Can be a different password; does not have to be. The primary argument for doing so is that backups exist for a long time and if you have reason to change your master password, the old one would still work on the old backups.
Since I keep my backups off-line, my level of concern is much less. The only reason I use a password at all is because the export process momentarily places a file on my primary hard drive.
As others have said, a copy of the export password does belong on your emergency sheet. I also keep a copy in my vault so I can easily copy/paste it to avoid unknowingly creating an unrecoverable backup due to a typo-ed password.
Account Restricted is horrendously bad. IMHO, bitwarden should remove it as an option. If a bad actor gets access to your email and deletes your bitwarden account, none of your backups can be recovered.
Any kind of mission-critical data should always be backed up, ideally using a “3-2-1” strategy.
Adding on to the scenarios described by @DenBesten:
I can no longer log into my vault for an unknown reason, and I am unable to convince Bitwarden customer support to restore a backup (which is typically only done if there is a vault corruption caused by Bitwarden).
My vault is corrupted on the cloud servers, and the problem is not discovered and remedied within 7 days.
An attacker has taken over my vault and changed the master password.
A server-side issue causes all of my Bitwarden apps to be logged out at once, and the servers remain temporarily unavailable for logging back in for a period of time during which I need access to some of the vault contents.
I make a mistake when editing a vault item, overwriting some important information that I need later.
All Azure servers are destroyed in a natural catastrophe or act of war, and I do not have any devices that are still logged in.

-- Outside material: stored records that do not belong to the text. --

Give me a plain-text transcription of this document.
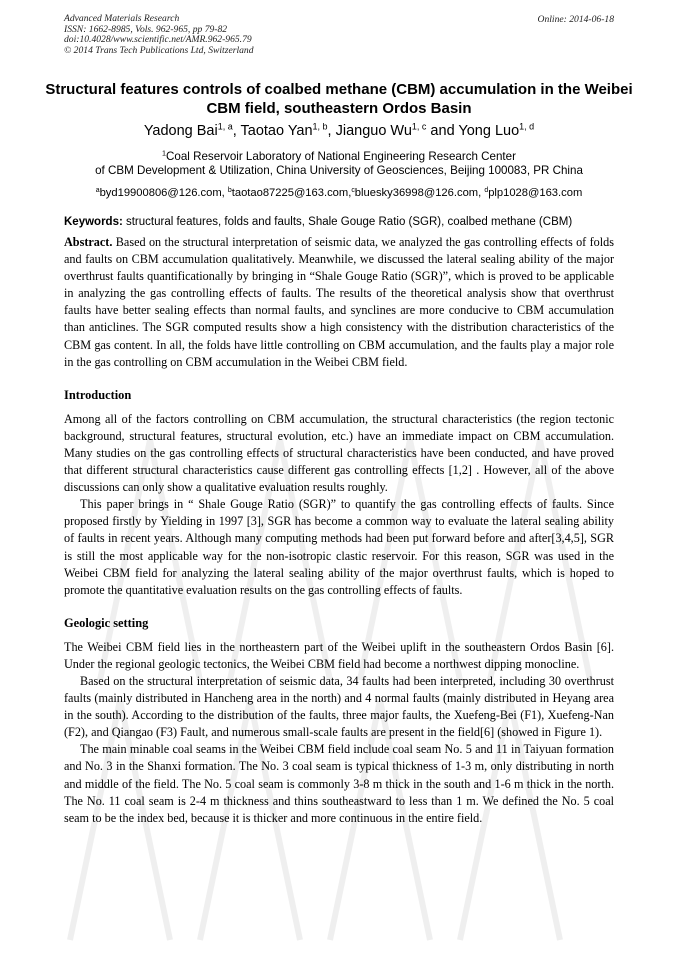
Advanced Materials Research
ISSN: 1662-8985, Vols. 962-965, pp 79-82
doi:10.4028/www.scientific.net/AMR.962-965.79
© 2014 Trans Tech Publications Ltd, Switzerland
Online: 2014-06-18
Structural features controls of coalbed methane (CBM) accumulation in the Weibei CBM field, southeastern Ordos Basin
Yadong Bai$^{1, a}$, Taotao Yan$^{1, b}$, Jianguo Wu$^{1, c}$ and Yong Luo$^{1, d}$
$^1$Coal Reservoir Laboratory of National Engineering Research Center
of CBM Development & Utilization, China University of Geosciences, Beijing 100083, PR China
$^a$byd19900806@126.com, $^b$taotao87225@163.com,$^c$bluesky36998@126.com, $^d$plp1028@163.com
Keywords: structural features, folds and faults, Shale Gouge Ratio (SGR), coalbed methane (CBM)

Abstract. Based on the structural interpretation of seismic data, we analyzed the gas controlling effects of folds and faults on CBM accumulation qualitatively. Meanwhile, we discussed the lateral sealing ability of the major overthrust faults quantificationally by bringing in “Shale Gouge Ratio (SGR)”, which is proved to be applicable in analyzing the gas controlling effects of faults. The results of the theoretical analysis show that overthrust faults have better sealing effects than normal faults, and synclines are more conducive to CBM accumulation than anticlines. The SGR computed results show a high consistency with the distribution characteristics of the CBM gas content. In all, the folds have little controlling on CBM accumulation, and the faults play a major role in the gas controlling on CBM accumulation in the Weibei CBM field.

Introduction

Among all of the factors controlling on CBM accumulation, the structural characteristics (the region tectonic background, structural features, structural evolution, etc.) have an immediate impact on CBM accumulation. Many studies on the gas controlling effects of structural characteristics have been conducted, and have proved that different structural characteristics cause different gas controlling effects [1,2] . However, all of the above discussions can only show a qualitative evaluation results roughly.

This paper brings in “ Shale Gouge Ratio (SGR)” to quantify the gas controlling effects of faults. Since proposed firstly by Yielding in 1997 [3], SGR has become a common way to evaluate the lateral sealing ability of faults in recent years. Although many computing methods had been put forward before and after[3,4,5], SGR is still the most applicable way for the non-isotropic clastic reservoir. For this reason, SGR was used in the Weibei CBM field for analyzing the lateral sealing ability of the major overthrust faults, which is hoped to promote the quantitative evaluation results on the gas controlling effects of faults.

Geologic setting

The Weibei CBM field lies in the northeastern part of the Weibei uplift in the southeastern Ordos Basin [6]. Under the regional geologic tectonics, the Weibei CBM field had become a northwest dipping monocline.

Based on the structural interpretation of seismic data, 34 faults had been interpreted, including 30 overthrust faults (mainly distributed in Hancheng area in the north) and 4 normal faults (mainly distributed in Heyang area in the south). According to the distribution of the faults, three major faults, the Xuefeng-Bei (F1), Xuefeng-Nan (F2), and Qiangao (F3) Fault, and numerous small-scale faults are present in the field[6] (showed in Figure 1).

The main minable coal seams in the Weibei CBM field include coal seam No. 5 and 11 in Taiyuan formation and No. 3 in the Shanxi formation. The No. 3 coal seam is typical thickness of 1-3 m, only distributing in north and middle of the field. The No. 5 coal seam is commonly 3-8 m thick in the south and 1-6 m thick in the north. The No. 11 coal seam is 2-4 m thickness and thins southeastward to less than 1 m. We defined the No. 5 coal seam to be the index bed, because it is thicker and more continuous in the entire field.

I disable my 2FA (which subjects me to NDLP requirements) and lose access to my devices at some future time when Bitwarden may have made their policies for waiving NDLP more restrictive (to the point where they will not agree to waive NDLP for your case).
etc.
Not sure I understand your thinking there. If you log out, all of the cached vault data are deleted, so you no longer have a backup. FYI, I used to recommend a backup strategy that consisted of keeping a logged-in copy of the Portable Desktop App on a USB flash drive, and/or making redundant copies of the “bitwarden-appdata” folder from the logged-in portable app (which I would ZIP, and store separately). Unfortunately, this method is no longer viable, until the following bug is fixed:
As a result of this bug, the “backups” created using the above method depend on the continued accessibility of the device on which they were created, and the preservation of the TPM on that device.
My off-line backup now includes a copy of portable KeepassXC Since it works completely off-line, and can import a Bitwarden Password Protected JSON, there is no worry about a login expiring or Azure cratering.
I do keep an (outdated) export pre-imported into Keepass, both for immediate emergency access and as a way to validate my export. I do realize that some functionality may be lacking (e.g. I have not tested Passkeys and I know attachments are missing), but during an emergency, something is better than nothing.
Made the mistake of choosing account-restricted but that is now fixed. Got 2 copies on encrypted devices and a 6+ word export password that makes sense to only me.
Will check out KeePassXC for offline access. Sounds promising. If all the AI’s start working together and start ruining everything
Yes. I import into KeePassXC every third or fourth Bitwarden export, which is why my KeePassXC is generally outdated. My immediate reason for importing is to demonstrate my Bitwarden export worked. For me, this is a “once a year” activity, whereas backups are “at least quarterly”.
KeepassXC has a XML export which is more complete than its CSV export. Bitwarden can read both formats, although I have never personally tried it because I do my best to keep Bitwarden my source-of-truth, avoiding change in the rare cases it is not available.